Another contributing factor to the drift to euthanasia is that regardless of its continued illegality in many countries and states, some physicians and nurses covertly assist in suicide. A likely trend-setting instance was the suicidal assistance provided by an anonymous physician to Sue Rodriguez. Rodriguez, who in effect became a Canadian right-to-die activist, suffered from ALS and wanted desperately to die but could not take her own life without help. In 1994, fairly soon after her appeal for help in dying was discussed in the media and rejected by the courts as illegal, an unidentified physician assisted her suicide. Physicians and nurses who covertly assist in suicide may be driven by compassion for patients who are invariably suffering and undergoing the personal lessening due to ever-larger doses of medication that relieve pain at the cost of mental deterioration.

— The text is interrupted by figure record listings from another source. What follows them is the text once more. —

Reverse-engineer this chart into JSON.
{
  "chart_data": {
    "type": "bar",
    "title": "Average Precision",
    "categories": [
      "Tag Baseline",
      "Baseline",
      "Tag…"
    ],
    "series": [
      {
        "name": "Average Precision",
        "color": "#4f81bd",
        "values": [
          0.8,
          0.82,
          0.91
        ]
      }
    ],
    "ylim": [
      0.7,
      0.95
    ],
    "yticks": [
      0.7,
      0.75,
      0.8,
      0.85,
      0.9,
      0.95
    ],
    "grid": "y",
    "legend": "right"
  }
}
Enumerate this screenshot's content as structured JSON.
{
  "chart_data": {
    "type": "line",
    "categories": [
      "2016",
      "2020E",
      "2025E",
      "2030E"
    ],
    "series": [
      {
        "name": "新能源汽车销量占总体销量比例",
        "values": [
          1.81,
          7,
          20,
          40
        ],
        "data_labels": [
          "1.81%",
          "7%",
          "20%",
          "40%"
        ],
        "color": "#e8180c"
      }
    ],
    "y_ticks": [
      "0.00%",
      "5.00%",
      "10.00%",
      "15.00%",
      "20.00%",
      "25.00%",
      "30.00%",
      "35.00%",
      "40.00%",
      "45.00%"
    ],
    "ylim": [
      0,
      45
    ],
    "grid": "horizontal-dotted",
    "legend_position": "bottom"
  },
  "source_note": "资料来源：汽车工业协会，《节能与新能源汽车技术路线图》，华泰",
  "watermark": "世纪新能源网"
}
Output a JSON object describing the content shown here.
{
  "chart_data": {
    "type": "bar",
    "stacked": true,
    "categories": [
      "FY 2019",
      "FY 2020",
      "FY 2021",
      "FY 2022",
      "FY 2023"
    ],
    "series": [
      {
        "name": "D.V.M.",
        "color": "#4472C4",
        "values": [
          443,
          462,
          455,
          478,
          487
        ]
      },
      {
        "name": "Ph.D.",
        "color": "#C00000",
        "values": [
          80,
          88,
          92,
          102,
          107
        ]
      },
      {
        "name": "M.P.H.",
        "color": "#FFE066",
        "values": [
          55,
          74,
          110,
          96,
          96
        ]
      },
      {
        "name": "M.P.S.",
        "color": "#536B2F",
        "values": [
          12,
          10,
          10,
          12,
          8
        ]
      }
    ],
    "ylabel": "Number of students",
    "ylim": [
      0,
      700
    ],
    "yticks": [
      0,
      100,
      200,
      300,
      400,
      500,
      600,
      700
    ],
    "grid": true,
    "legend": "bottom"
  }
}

But covert assistance of this sort seriously undermines commitment to legality in the medical profession by establishing an unacknowledged practice and, likely worse, contributing to a dangerous attitude regarding human life.
It is a short step from legally or covertly assisting suffering patients’ request for help in dying and compassionately anticipating or assuming such requests on the basis of patients’ situations and complaints. It is also a step facilitated by the options open to physicians and nurses. For example, lethally increasing or failing to administer required medication is an act that may well go unnoticed and, if noticed and questioned, can be explained away as erroneous.
In addition to questionable practices on the part of physicians and nurses, there is what amounts to an increasing indifference on the part of the public toward medically effected compassionate euthanasia. The cases that do attract media attention are the extraordinary ones, such as when on June 1, 2017, The New York Times reported that a nurse at a retirement home in Canada killed eight patients by injecting them with insulin. What mainly captured media and public attention was that the nurse did not act for compassionate reasons. Instead she did what she administered lethal doses of insulin because of self-confessed anger at her own situation. Lacking this sort of atypical element, assistance in suicide and compassionate euthanasia no longer merit media attention and public concern.
Greater public acceptance of assisted suicide will unquestionably bring with it proportionately increased implementation of euthanasia under the guise of assisted suicide. Underlying this development is something more profound than some physicians and nurses feeling licensed to compassionately accelerate death for terminal patients. The medical profession is facing an ageing population, longer-lived patients, and hugely growing costs. A deep change in attitude towards human life is prioritising practical considerations. This point was brought home to me when I spoke with an older man who told me that he had just seen his physician and added: “When you hit seventy-five, you disappear.”